As part of that deal, Veracyte picked up the NanoString Prosigna breast cancer prognostic test and LymphoMark lymphoma subtyping assay, which was under development.

In February 2016., AstraZeneca picked up a 55% ownership stake in Acerta, driven, the companies say, by Acerta’s lead investigational Bruton tyrosine kinase (BTK) inhibitor acalabrutinib, as well as the opportunity to build out its hematology/oncology pipeline. AstraZeneca has the option to acquire the remainder of Acerta and complete a full acquisition.

Acerta focuses on covalent binding technology, which is is applying to creating cancer therapies. Its research and discovery teams are based in Oss, The Netherlands.
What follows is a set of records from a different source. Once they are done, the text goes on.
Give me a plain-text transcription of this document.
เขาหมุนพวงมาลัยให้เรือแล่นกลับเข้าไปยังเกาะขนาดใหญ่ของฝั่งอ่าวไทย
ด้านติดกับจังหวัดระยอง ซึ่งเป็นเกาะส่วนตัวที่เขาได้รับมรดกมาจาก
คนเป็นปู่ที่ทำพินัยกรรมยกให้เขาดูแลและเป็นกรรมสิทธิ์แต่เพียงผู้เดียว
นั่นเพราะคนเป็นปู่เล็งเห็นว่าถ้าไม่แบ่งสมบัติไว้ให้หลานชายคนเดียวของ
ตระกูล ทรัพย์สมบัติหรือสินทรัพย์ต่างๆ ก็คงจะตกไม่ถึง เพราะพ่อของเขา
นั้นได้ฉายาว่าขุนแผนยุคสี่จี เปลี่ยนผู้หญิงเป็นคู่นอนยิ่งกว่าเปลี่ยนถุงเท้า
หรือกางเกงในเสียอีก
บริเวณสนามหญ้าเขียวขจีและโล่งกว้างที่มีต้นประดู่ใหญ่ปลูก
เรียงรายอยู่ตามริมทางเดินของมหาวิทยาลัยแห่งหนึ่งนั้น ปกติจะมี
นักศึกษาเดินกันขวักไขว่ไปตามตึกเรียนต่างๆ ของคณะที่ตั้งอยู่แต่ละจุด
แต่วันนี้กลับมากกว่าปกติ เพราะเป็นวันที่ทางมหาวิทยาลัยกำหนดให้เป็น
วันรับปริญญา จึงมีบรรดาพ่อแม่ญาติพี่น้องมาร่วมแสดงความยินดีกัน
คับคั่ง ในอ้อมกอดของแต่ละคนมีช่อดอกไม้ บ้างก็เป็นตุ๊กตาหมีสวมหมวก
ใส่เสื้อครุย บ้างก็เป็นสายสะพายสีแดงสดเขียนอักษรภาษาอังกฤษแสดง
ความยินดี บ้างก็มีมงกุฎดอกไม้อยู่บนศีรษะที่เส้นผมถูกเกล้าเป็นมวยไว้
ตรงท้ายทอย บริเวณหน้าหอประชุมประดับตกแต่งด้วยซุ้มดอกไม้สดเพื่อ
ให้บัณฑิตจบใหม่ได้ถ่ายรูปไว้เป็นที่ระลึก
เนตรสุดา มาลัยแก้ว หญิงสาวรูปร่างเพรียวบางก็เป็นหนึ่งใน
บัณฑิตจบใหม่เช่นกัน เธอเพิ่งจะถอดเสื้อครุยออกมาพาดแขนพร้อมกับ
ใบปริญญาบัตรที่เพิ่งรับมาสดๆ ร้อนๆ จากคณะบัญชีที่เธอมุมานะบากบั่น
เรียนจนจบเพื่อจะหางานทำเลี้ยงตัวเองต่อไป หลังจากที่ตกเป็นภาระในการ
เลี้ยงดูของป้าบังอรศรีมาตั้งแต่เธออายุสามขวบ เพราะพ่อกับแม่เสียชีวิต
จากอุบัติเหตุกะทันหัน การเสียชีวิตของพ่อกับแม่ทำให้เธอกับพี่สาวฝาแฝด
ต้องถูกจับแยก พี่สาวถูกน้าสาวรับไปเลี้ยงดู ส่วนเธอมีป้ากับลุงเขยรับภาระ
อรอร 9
Its largest site is in South San Francisco.

Most recently, in August 2019, AstraZeneca and Acerta announced that the U.S. Food and Drug Administration had granted Breakthrough Therapy Designation for Calquence (acalabrutinib) as a monotherapy for adults with chronic lymphocytic leukemia (CLL). This was based on positive data from the interim analyses of the ELEVATE-TN and ASCEND Phase III clinical trials. They showed that Calquence alone or in combination significantly improved the time patients live without their cancer progression or death.

AstraZeneca and Acerta are evaluating Calquence in 26 company-sponsored clinical trials, including in multiple B-cell blood cancers such as CLL, MCL, diffuse large B-cell lymphoma, Waldenstrom’s macroglobulinemia, follicular lymphoma, and multiple myeloma and other hematologic cancers.